Avec l'effort physique et le fait d'être à l'air froid, il y a une augmentation des symptômes de la maladie.

Diagnostique

Les mesures diagnostiques impliquent de consulter un médecin et de passer des tests sanguins et urinaires généraux. Pour obtenir des informations sur la taille, l'emplacement, le niveau de propagation des métastases et le stade de formation oncologique, le patient est affecté à une échographie, une tomodensitométrie et une radiographie. Sur scanner et radiographie, il est possible de déterminer la malignité ou la bénignité du néoplasme par l'ombre.

En outre, le patient doit subir des procédures de bronchoscopie et de percussion. Pour déterminer la nature de la formation, une biopsie du tissu tumoral est effectuée pour d'autres études histologiques. La méthode de bronchoscopie révèle des blocages des canaux bronchiques déjà aux premiers stades de développement.

Traitement

Cette maladie est traitée en fonction de la taille, du stade, du degré de lésion du tissu pulmonaire et de l'état du patient. Le traitement médicamenteux et les remèdes populaires ne sont pas utilisés, car ces méthodes sont inefficaces. Les médecins éliminent l'éducation par la chirurgie. La chirurgie est impliquée dans l'étude et la mise en œuvre de ce processus. Il existe différents types d'intervention chirurgicale.

Si la masse est bénigne, les chirurgiens effectuent le retrait à l'aide d'instruments électrochirurgicaux et ultrasoniques. En médecine, l'utilisation d'instruments laser est répandue. Lorsque les métastases se propagent, la méthode de la lobectomie est utilisée, c'est-à-dire que les structures tissulaires affectées sont partiellement retirées, et la méthode de résection, dans laquelle l'organe respiratoire est partiellement retiré. En cas de localisation périphérique du ganglion cancéreux, une exfoliation ou énucléation tumorale sera utilisée. Si le néoplasme se développe dans le poumon droit ou gauche et atteint une taille impressionnante, un poumon est retiré, à condition que le second fonctionne normalement.

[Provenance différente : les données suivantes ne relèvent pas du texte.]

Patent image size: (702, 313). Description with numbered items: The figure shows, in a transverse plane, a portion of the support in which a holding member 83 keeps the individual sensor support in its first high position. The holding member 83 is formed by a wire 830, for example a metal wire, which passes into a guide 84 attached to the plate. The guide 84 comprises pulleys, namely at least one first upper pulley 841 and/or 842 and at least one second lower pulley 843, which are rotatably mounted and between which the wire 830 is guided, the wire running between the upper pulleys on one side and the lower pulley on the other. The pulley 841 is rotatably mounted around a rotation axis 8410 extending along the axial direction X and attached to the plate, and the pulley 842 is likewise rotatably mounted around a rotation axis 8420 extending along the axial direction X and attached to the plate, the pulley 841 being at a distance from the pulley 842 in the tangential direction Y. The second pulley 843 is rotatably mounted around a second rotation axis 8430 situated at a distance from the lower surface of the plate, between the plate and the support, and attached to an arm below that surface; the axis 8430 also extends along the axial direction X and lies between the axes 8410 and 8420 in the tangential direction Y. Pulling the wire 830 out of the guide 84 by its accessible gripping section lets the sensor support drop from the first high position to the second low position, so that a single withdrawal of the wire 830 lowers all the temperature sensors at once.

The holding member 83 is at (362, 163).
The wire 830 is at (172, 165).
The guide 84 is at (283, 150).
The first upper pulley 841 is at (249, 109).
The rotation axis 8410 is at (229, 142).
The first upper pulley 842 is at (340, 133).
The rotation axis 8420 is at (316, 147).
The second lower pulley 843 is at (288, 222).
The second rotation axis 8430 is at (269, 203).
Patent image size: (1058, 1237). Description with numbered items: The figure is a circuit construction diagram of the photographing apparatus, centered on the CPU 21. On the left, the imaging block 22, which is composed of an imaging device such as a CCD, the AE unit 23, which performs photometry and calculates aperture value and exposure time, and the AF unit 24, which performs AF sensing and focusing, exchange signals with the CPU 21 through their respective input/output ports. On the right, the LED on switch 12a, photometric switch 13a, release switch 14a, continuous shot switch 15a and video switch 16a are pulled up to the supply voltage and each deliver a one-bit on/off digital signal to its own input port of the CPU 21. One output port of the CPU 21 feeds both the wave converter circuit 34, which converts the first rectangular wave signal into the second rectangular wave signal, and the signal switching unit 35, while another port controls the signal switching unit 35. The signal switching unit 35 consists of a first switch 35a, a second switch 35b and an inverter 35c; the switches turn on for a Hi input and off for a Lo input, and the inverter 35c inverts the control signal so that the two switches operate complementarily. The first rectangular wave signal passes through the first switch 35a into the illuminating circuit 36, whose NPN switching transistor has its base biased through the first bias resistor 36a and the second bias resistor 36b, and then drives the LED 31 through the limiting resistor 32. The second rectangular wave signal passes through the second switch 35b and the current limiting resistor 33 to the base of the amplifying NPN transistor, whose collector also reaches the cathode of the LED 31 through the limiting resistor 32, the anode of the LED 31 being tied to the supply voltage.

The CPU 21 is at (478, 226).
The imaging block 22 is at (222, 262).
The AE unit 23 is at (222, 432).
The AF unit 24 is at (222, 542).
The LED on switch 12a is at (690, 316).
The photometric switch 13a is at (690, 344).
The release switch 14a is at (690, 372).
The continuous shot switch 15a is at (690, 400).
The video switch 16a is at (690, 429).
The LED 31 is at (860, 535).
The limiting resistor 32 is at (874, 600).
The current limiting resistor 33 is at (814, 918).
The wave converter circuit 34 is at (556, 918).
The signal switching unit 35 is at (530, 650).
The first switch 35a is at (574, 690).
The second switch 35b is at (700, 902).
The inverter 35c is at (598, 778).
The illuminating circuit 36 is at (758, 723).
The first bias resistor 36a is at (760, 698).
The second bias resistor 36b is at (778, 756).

La chirurgie des voies respiratoires est réalisée exclusivement après que le patient a subi une chimiothérapie ou une radiothérapie. Le cours de chimiothérapie supprime la multiplication des composés cellulaires cancéreux, arrête la croissance et la progression du nœud cancéreux. Une préparation similaire est utilisée pour la formation de petites et grandes cellules. Ce cours thérapeutique n'est pas en mesure d'éliminer le cancer du poumon, mais de cette façon les patients vivent beaucoup plus longtemps.

Les prévisions

Lorsqu'une tumeur de nature bénigne survient, les méthodes thérapeutiques et l'intervention chirurgicale donnent un résultat favorable, mais il existe un risque de réapparition de la formation en raison des cellules cancéreuses restantes. Les médecins donnent un pronostic de vie défavorable aux patients souffrant de ganglions cancéreux malins: le patient vivra encore cinq ans. Au quatrième stade du développement de la maladie, avec une augmentation et une propagation des métastases cancéreuses, l'espérance de vie dure jusqu'à un an.

Mesures préventives

Afin d'éviter l'apparition d'un cancer du poumon, le mode de vie et l'environnement dans lequel vit une personne doivent être révisés. Tout d'abord, les médecins recommandent de se débarrasser de la dépendance active et passive au tabac et d'éviter le contact avec des substances cancérigènes nocives. Les conseils des médecins comprennent également l'introduction de l'activité physique dans la routine quotidienne, le respect d'une bonne nutrition et le maintien dans un environnement écologiquement propre. Il est recommandé aux personnes à risque de développer une oncologie des voies respiratoires de subir un examen de profil annuel, y compris des radiographies et une tomodensitométrie.